At GW, medical humanities electives are offered in the first, second, and fourth years. In the third year, Raphael leads one to three sessions in all of the clerkships — psychiatry has three, for example. So even if a student chooses not to take any electives, he or she will attend humanities sessions in the clerkship year. “By the fourth year, the number of students exposed to classes in medical humanities is at least one-third of the 170 students in each class,” she says. There are also those who choose the humanities track for all four years, although this cohort is small.
Raphael, who teaches a course on graphic literature involving medicine called “Commix,” recalls a neurology track student who was particularly moved after viewing a film meant to stimulate discussion about the distinction between sympathy and empathy. “She said it meant a lot to her to have an opportunity to talk about these things,” Raphael says.
Another innovation at SMHS is a Theater in Medicine program, developed by Charles Samenow, M.D., assistant professor of psychiatry and behavioral sciences and director for medical student education, and GW visiting professor Jeffrey Allen Steiger, who directed a theater program at the University of Michigan. A team of actors, some of whom have a background in health care, use common issues such as personal relationships, stress, and competitiveness among practitioners to highlight theories of professionalism.
Samenow believes that information delivered through the medium of theater — “a safe learning environment” — resonates with students and faculty, and makes the lessons on communications, conflict resolution, and teamwork more vivid and, often, more permanent.
One performance, called “Milestones,” is a dynamic, interactive multimedia production focused on professionalism, burnout, and disruptive behaviors. Samenow believes that information delivered through the medium of theater — “a safe learning environment” — resonates with students and faculty, and makes lessons on communications, conflict resolution, and teamwork more vivid and, often, longer lasting. Feedback from students and professionals has been very positive.
Psychiatrist and philanthropist Assad Meymandi, who received his M.D. from GW in 1962, has been a vocal supporter of humanities education at his alma mater. “The most important thing for me is to bridge the gap between basic sciences and the humanities and the arts,” he says. “I see so many humanists who don’t know anything about science and so many scientists who know nothing about the humanities. I want to bring the two bodies together.” Meymandi says he’d love to add a course to the humanities curriculum about “what it means to be a human.”

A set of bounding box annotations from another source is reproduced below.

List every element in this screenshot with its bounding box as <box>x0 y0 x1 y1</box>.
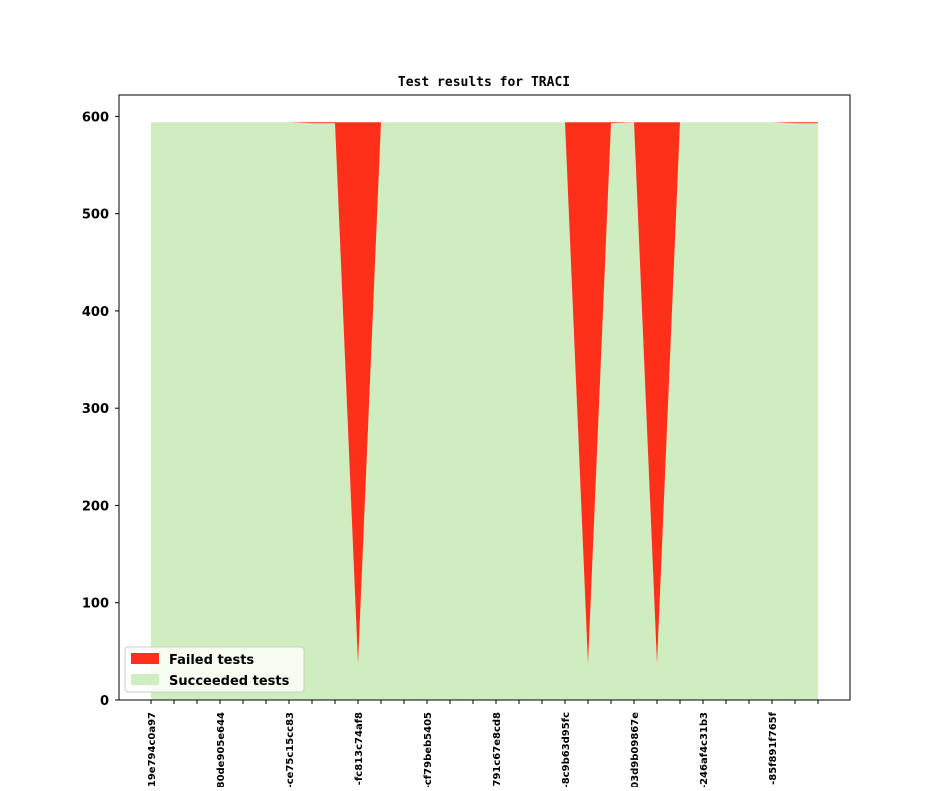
x-tick-label: 80de905e644 <box>216 712 227 787</box>
y-tick-label: 100 <box>82 597 109 612</box>
legend-label: Failed tests <box>169 653 254 668</box>
x-tick-label: -85f891f765f <box>768 711 779 785</box>
x-tick-label: -fc813c74af8 <box>354 712 365 785</box>
legend-swatch <box>131 653 159 664</box>
x-tick-label: 791c67e8cd8 <box>492 712 503 787</box>
plot-frame <box>118 94 851 701</box>
legend: Failed tests Succeeded tests <box>124 646 305 693</box>
x-tick-label: -ce75c15cc83 <box>285 712 296 787</box>
legend-swatch <box>131 674 159 685</box>
y-tick-label: 200 <box>82 499 109 514</box>
x-tick-label: 19e794c0a97 <box>147 712 158 787</box>
area <box>151 122 818 665</box>
x-tick-label: -8c9b63d95fc <box>561 712 572 787</box>
x-tick-label: 03d9b09867e <box>630 712 641 787</box>
y-tick-label: 500 <box>82 208 109 223</box>
area <box>151 122 818 700</box>
legend-label: Succeeded tests <box>169 674 290 689</box>
legend-box <box>124 646 305 693</box>
y-tick-label: 400 <box>82 305 109 320</box>
y-tick-label: 300 <box>82 402 109 417</box>
y-tick-label: 0 <box>100 694 109 709</box>
x-tick-label: -246af4c31b3 <box>699 712 710 787</box>
x-tick-label: -cf79beb5405 <box>423 712 434 787</box>
y-tick-label: 600 <box>82 110 109 125</box>
chart-title: Test results for TRACI <box>398 75 570 90</box>
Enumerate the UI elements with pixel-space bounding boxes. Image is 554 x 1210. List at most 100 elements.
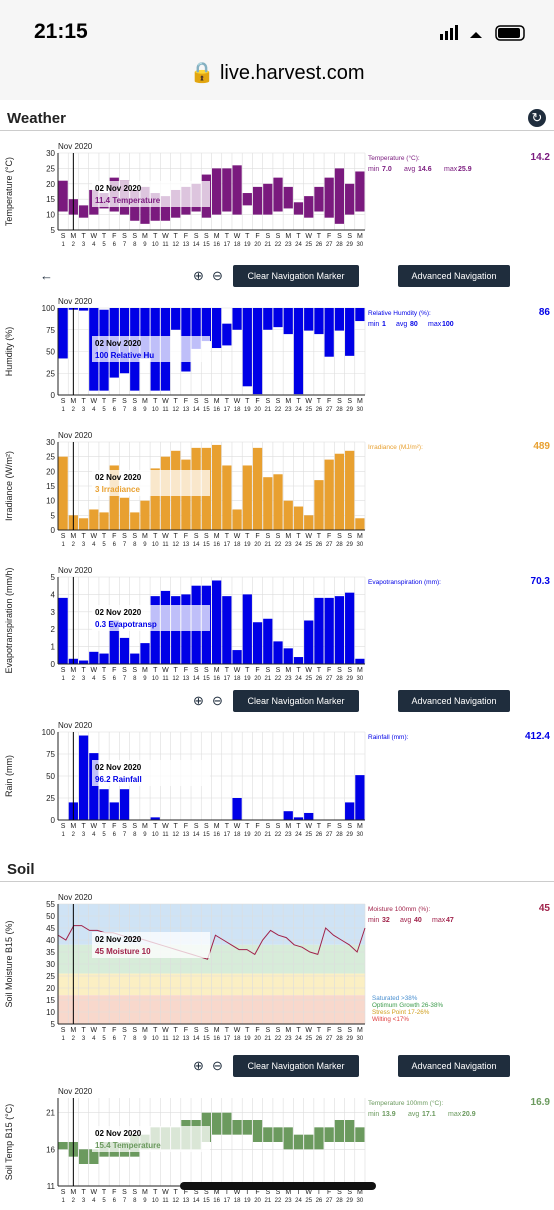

Humanities education at GW is not restricted to medical students. Christopher Bayne, a urology resident, is chair of the Arnold P. Gold Humanism Honor Society chapter (see page 32). “The Gold Foundation and others like it are trying to bring the human element back into what is almost algorithmic care,” he explains. “Medicine used to be a very personal interaction; now it’s not.”
Akman spends significant time speaking to alumni and potential donors about supporting the humanities education program. He is proud of the humanities history at the school, which he says actually began with popular professor Frank N. Miller, B.S. ’43, M.D. ’48, GW professor emeritus of Pathology, who originated a Medicine in Literature course way back in 1967.
Akman himself teaches a course with Raphael. A theater buff, he was momentarily overwhelmed with ideas when asked what play he would teach. “Angels in America by Tony Kushner,” he reasons. “It deals with HIV/AIDS, and he builds an epic play around a medical illness.
“If I could have medical students see one play, that would be it.”